Search code examples
matrixtensorflowimage-segmentationsampling

How to sample n pixels from different object classes in tensorflow?


Problem

I want to randomly sample n pixels from every instance class in an image.

Lets say my image is given as I with width w and height h. I also have an image with the labels L describing the instance classes of the same shape as I.

Current Approach

My current idea is to first reshape the labels to one large vector of shape (N_p, 1). Then I repeat them N_c times to have shape (N_p, N_c). Now I repeat a vector l consisting of all unique labels with shape (1, N_c) to shape (N_p, N_c). Equaling those two gets me a matrix with a one in column y and row x, where pixel corresponding to row x is of class corresponding to column y.

The next step is to concatenate a matrix with increasing index positions with the previous matrix. Now I can random shuffle that matrix across the rows.

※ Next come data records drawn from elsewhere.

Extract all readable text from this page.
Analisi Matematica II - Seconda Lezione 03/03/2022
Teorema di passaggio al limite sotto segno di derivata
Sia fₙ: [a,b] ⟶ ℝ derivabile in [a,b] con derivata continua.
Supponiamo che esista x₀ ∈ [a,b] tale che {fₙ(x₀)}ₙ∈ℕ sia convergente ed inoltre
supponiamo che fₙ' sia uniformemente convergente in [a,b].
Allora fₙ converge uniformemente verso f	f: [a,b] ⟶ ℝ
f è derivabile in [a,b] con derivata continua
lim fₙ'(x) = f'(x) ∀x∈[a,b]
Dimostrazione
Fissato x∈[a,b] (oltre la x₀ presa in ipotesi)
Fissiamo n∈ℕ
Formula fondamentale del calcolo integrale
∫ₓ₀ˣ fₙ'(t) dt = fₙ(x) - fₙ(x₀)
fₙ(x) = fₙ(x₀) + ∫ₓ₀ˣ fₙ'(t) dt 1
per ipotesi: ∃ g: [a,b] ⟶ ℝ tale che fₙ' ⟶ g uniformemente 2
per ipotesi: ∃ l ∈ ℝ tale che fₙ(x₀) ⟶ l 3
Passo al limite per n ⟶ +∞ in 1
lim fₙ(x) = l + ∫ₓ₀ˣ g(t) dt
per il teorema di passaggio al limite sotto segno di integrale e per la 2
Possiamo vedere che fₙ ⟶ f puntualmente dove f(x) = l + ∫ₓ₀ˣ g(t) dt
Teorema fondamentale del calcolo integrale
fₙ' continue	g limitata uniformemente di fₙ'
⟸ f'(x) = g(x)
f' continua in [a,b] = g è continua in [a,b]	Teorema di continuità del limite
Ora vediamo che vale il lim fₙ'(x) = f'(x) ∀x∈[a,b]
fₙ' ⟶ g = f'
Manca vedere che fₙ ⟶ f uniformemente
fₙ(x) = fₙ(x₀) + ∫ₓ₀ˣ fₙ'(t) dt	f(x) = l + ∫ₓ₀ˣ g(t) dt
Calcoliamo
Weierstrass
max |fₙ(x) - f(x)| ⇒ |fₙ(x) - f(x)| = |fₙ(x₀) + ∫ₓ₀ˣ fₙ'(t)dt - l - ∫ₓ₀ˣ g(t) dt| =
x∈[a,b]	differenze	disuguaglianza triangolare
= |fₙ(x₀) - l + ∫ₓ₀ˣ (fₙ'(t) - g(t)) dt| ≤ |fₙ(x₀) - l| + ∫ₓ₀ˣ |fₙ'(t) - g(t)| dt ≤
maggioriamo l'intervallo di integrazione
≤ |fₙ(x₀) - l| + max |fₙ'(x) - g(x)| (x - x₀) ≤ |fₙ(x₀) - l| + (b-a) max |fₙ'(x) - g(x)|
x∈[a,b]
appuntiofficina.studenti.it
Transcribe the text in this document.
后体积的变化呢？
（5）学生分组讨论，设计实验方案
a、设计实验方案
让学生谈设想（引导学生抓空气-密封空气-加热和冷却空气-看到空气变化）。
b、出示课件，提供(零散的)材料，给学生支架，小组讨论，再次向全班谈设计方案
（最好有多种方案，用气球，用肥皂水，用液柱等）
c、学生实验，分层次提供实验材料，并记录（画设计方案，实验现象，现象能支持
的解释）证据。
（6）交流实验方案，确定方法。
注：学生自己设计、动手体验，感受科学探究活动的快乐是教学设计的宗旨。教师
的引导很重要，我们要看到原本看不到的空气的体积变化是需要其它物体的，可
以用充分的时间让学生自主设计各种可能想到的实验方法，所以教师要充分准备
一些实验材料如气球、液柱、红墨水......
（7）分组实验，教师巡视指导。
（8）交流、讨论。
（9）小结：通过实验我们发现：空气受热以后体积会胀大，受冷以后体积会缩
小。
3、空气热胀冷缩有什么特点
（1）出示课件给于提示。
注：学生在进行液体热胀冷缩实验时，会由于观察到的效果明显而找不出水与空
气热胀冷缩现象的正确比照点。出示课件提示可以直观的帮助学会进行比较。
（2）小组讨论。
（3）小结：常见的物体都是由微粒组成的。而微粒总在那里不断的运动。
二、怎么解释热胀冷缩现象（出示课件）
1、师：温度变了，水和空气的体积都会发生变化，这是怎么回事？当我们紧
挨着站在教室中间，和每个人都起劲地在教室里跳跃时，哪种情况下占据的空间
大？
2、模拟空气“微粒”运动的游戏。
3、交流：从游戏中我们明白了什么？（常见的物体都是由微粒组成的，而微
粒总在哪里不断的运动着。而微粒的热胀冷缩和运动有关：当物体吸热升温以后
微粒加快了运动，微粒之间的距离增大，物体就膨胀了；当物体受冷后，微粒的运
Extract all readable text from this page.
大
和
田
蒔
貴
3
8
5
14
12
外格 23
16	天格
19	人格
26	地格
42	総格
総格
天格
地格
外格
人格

The only missing step is to extract n*N_c rows of that matrix, which first have a one for each of the classes. Then using the indices in the right part of the matrix, I can use

tf.gather_nd

to get the pixels out of the original image I.

Questions

  1. How can I achieve the missing operation in tensorflow? That is: Get the k*n rows, such that they contain each the first n rows having a one in the left part of the matrix for each column of the matrix.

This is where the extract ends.